For me this was a successful book. I don’t think Burton-Hill sets out to provide in-depth analysis of pieces, but rather seeks to help the reader to explore the genre more widely. I found that if I enjoyed an extract I would listen to the whole work, and sometimes then do a little of my own research on structure and/or context. Although I have some knowledge of classical music I’ve been thrilled to be introduced to a couple of dozen new pieces that are now firm favourites. Recommended. And I will start the New Year with Another Year of Wonder.

I have read so little that any stats from me would be pretty meaningless. My favourites are bolded above, but I would also like to draw attention to my stinker of the year, The Finkler Question. Just bobbins.

Thanks as ever to all the 50 Bookers for making this a great place to hang out. And a special thanks to @Southeastdweller for running the show so marvellously. I’ll look forward to seeing you all the other side of midnight on 2023’s thread.

Southeastdweller · 31/12/2022 22:51

Hi all. I've been MIA but will be more involved from tomorrow as my studies are over. I didn't even get to 20 books this year so won't be bothering posting it. I read these books recently:

Putting the Rabbit in the Hat - Brian Cox. Bought for 99p when it was on sale earlier this year, I would have been more than satisfied to pay the usual price of £5.99 because this was pretty much unputdownable, a gloriously entertaining memoir in which the author pulls no punches about some of his experiences and colleagues. This is my book of the year.

A State of Fear - How the UK government weaponised fear during the Covid-19 pandemic - Laura Dodsworth. A chronicle and criticism of the government's handling of the pandemic in 2020. I agree with her main point that the government and media unnecessarily used fear to manipulate us, but the book is too one-sided to have much impact.

My Rock 'n' Roll Friend - Tracey Thorn. Mostly boring, this is more of a memoir of someone slightly famous who the author was vaguely friends with once upon a time, rather than a history of female friendship, which I was expecting. The problem is that Tracey didn't know her friend well - Lindy Morrison - and so there's a recurring "Why are you bothering to write this?" feeling when reading it.
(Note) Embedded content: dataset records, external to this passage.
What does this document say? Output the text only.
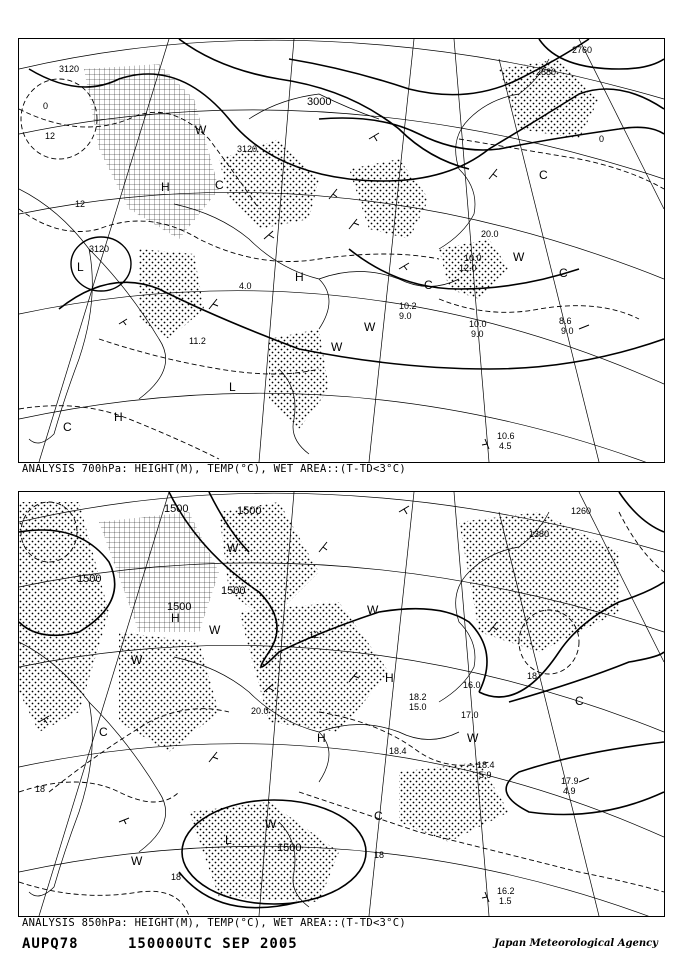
3120
3120
3120
3000
2880
2760
0
0
12
12
W
H
L
C
H
L
H
W
W
C
C
W
C
C
10.2
9.0
12.0
10.0
20.0
4.0
11.2
8.6
9.0
10.0
9.0
10.6
4.5
ANALYSIS 700hPa: HEIGHT(M), TEMP(°C), WET AREA::(T-TD<3°C)
1500	1500
1500
1500
1500
1500
1260
1380
18
18
18
12
18
W
H
W
W
W
C
C
L
W
C	H
W
H
W
18.2
15.0
18.4
16.0
20.0	17.0
18.4
5.9
17.9
4.9
16.2
1.5
ANALYSIS 850hPa: HEIGHT(M), TEMP(°C), WET AREA::(T-TD<3°C)
AUPQ78	150000UTC SEP 2005	Japan Meteorological Agency
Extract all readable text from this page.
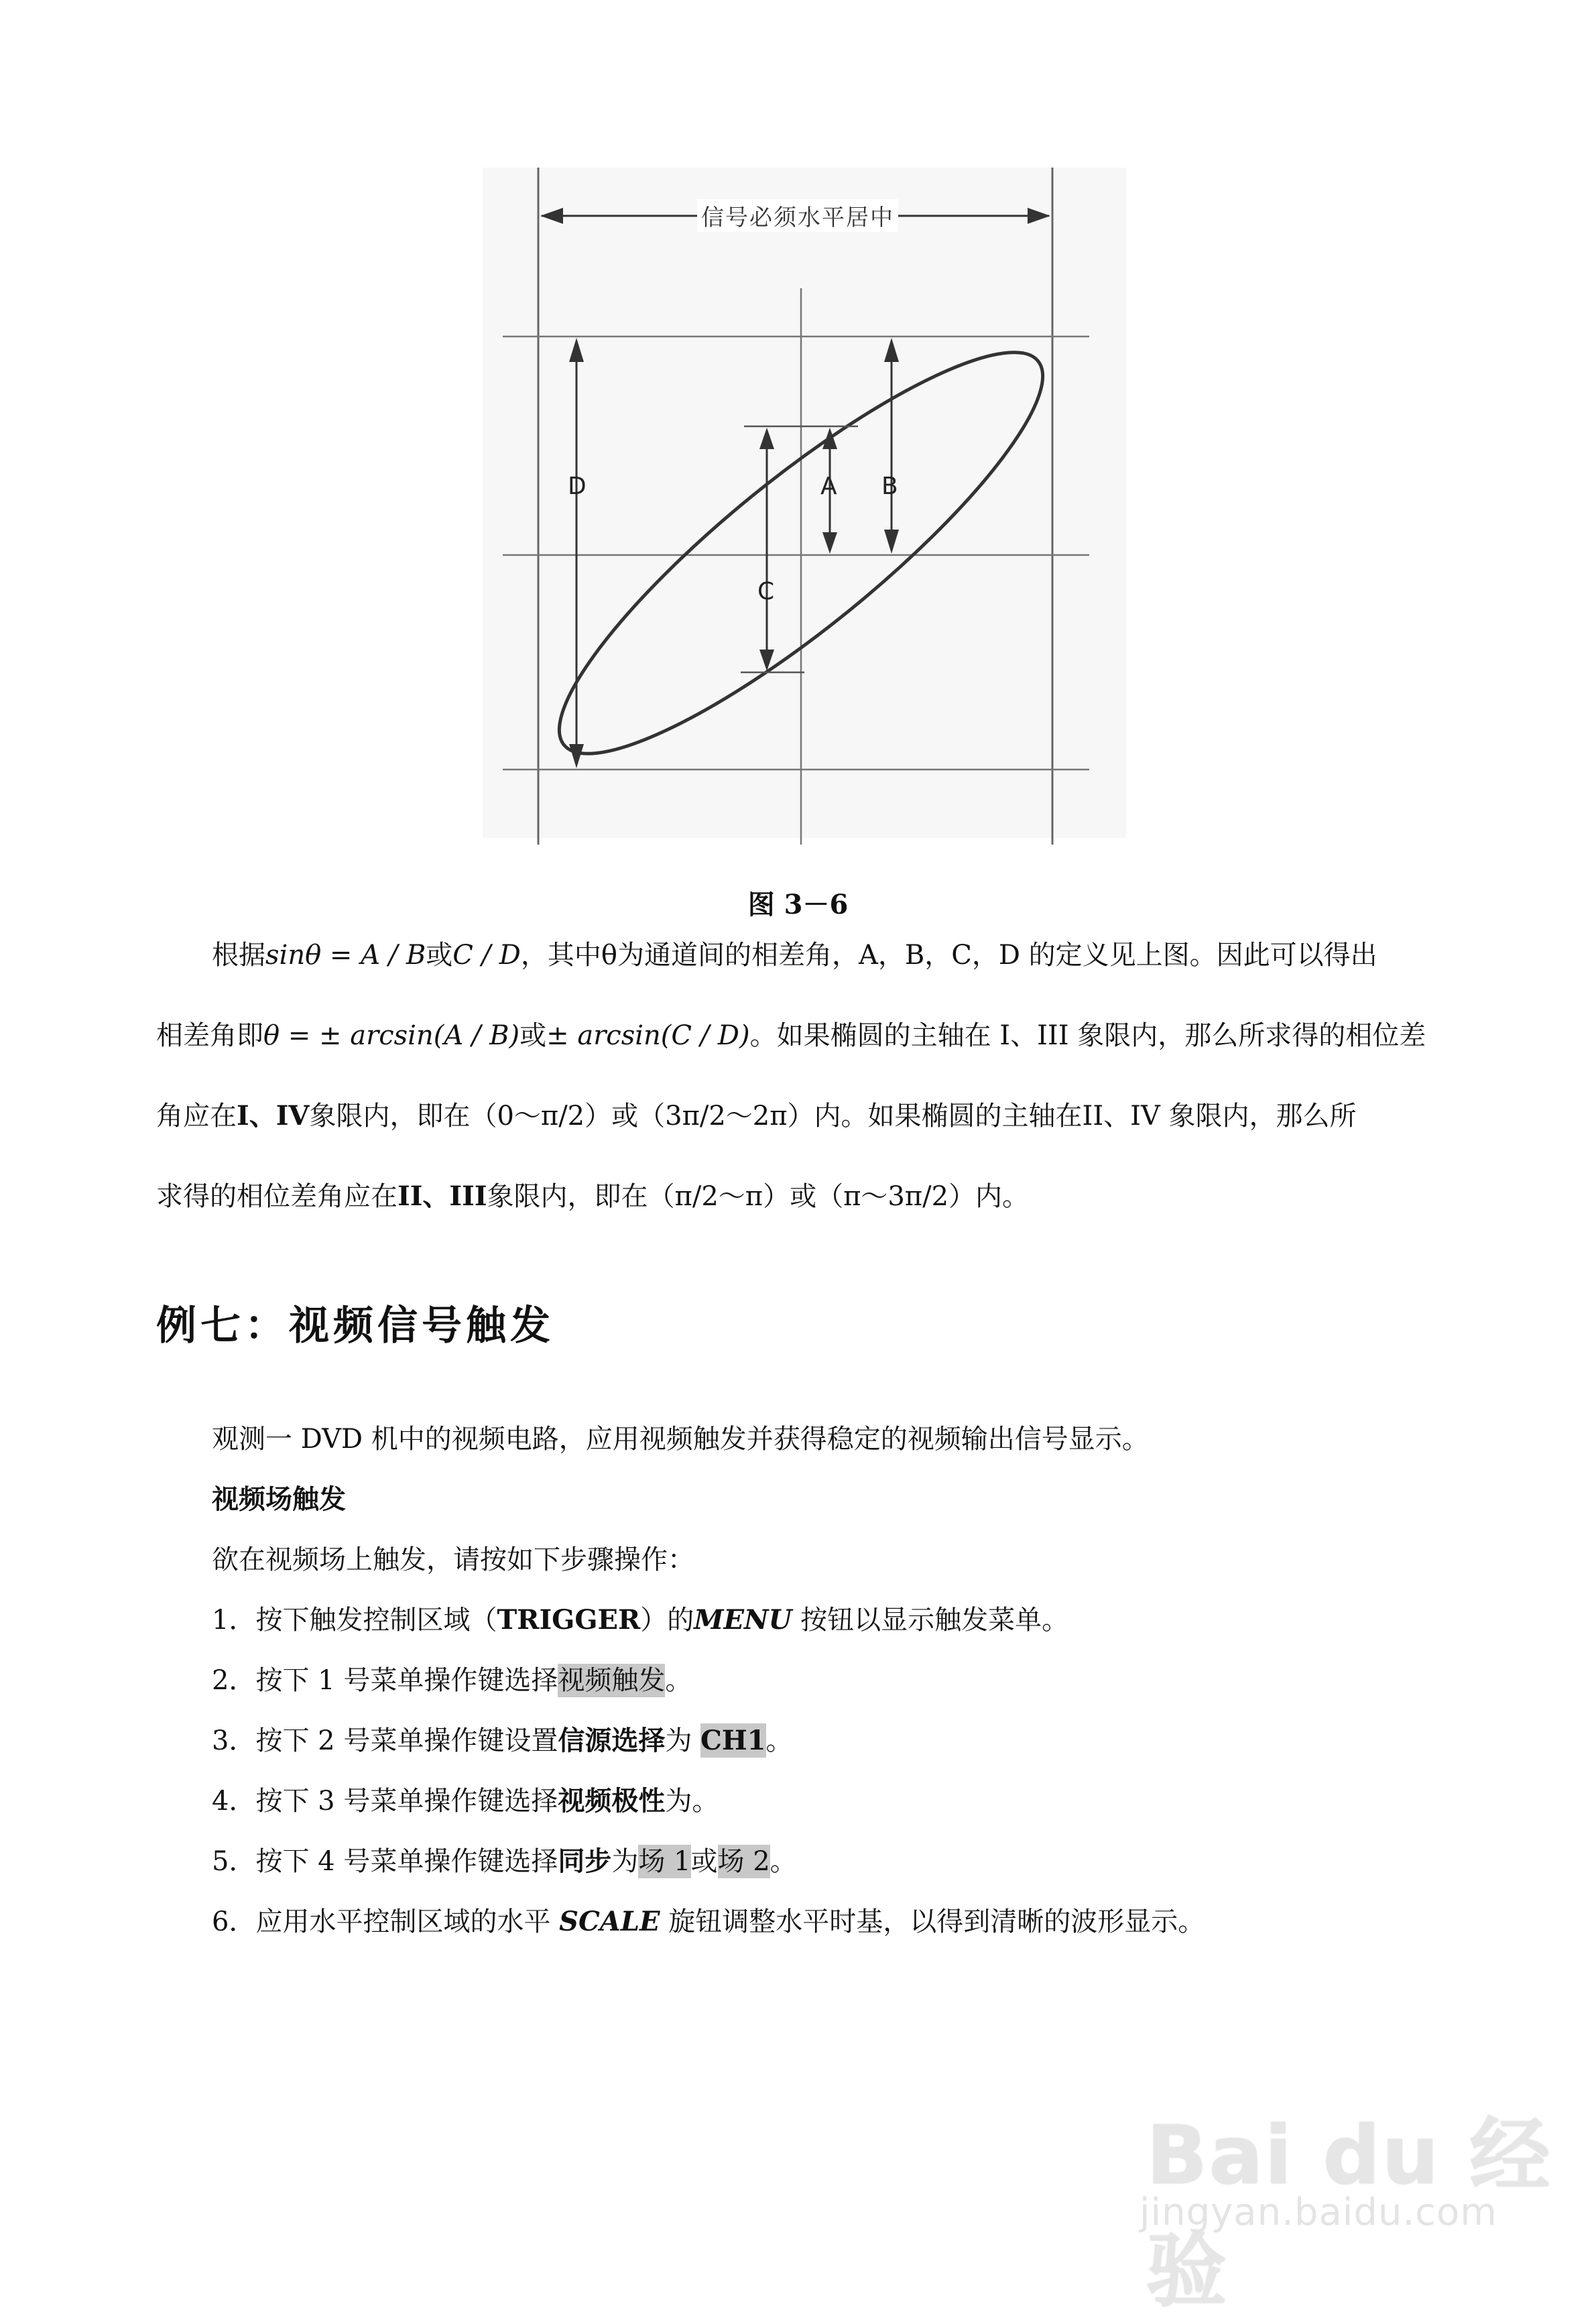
信号必须水平居中
D	B
A
C
图 3－6
根据sinθ = A / B或C / D，其中θ为通道间的相差角，A，B，C，D 的定义见上图。因此可以得出
相差角即θ = ± arcsin(A / B)或± arcsin(C / D)。如果椭圆的主轴在 I、III 象限内，那么所求得的相位差
角应在I、IV象限内，即在（0～π/2）或（3π/2～2π）内。如果椭圆的主轴在II、IV 象限内，那么所
求得的相位差角应在II、III象限内，即在（π/2～π）或（π～3π/2）内。
例七：视频信号触发
观测一 DVD 机中的视频电路，应用视频触发并获得稳定的视频输出信号显示。
视频场触发
欲在视频场上触发，请按如下步骤操作：
1．按下触发控制区域（TRIGGER）的MENU 按钮以显示触发菜单。
2．按下 1 号菜单操作键选择视频触发。
3．按下 2 号菜单操作键设置信源选择为 CH1。
4．按下 3 号菜单操作键选择视频极性为。
5．按下 4 号菜单操作键选择同步为场 1或场 2。
6．应用水平控制区域的水平 SCALE 旋钮调整水平时基，以得到清晰的波形显示。
Bai du 经验
jingyan.baidu.com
It would have also helped me engage with the book if I knew who Lindy was and had some interest in her music. Shame, as I did love a couple of Tracey's other books, but this was a blunder.

See you all next year!

OP posts:
StColumbofNavron · 31/12/2022 23:26

Just finished one more. A friend bought this for me when I had my first child (now 16) and it’s been on the shelf. I started reading it earlier this year and then left it on a boat! I bought the revised edition and have finally managed it.

Genghis Khan: Life, Death and Resurrection, John Man

Part history, part travelogue, I enjoyed this. As a modernist, I sometimes take for granted sources etc. the conquests were interesting, but what I found even more fascinating is his legacy, which is just astounding. I could have done without the author’s long descriptions of climbing mountains his balancing of the evidence seemed solid.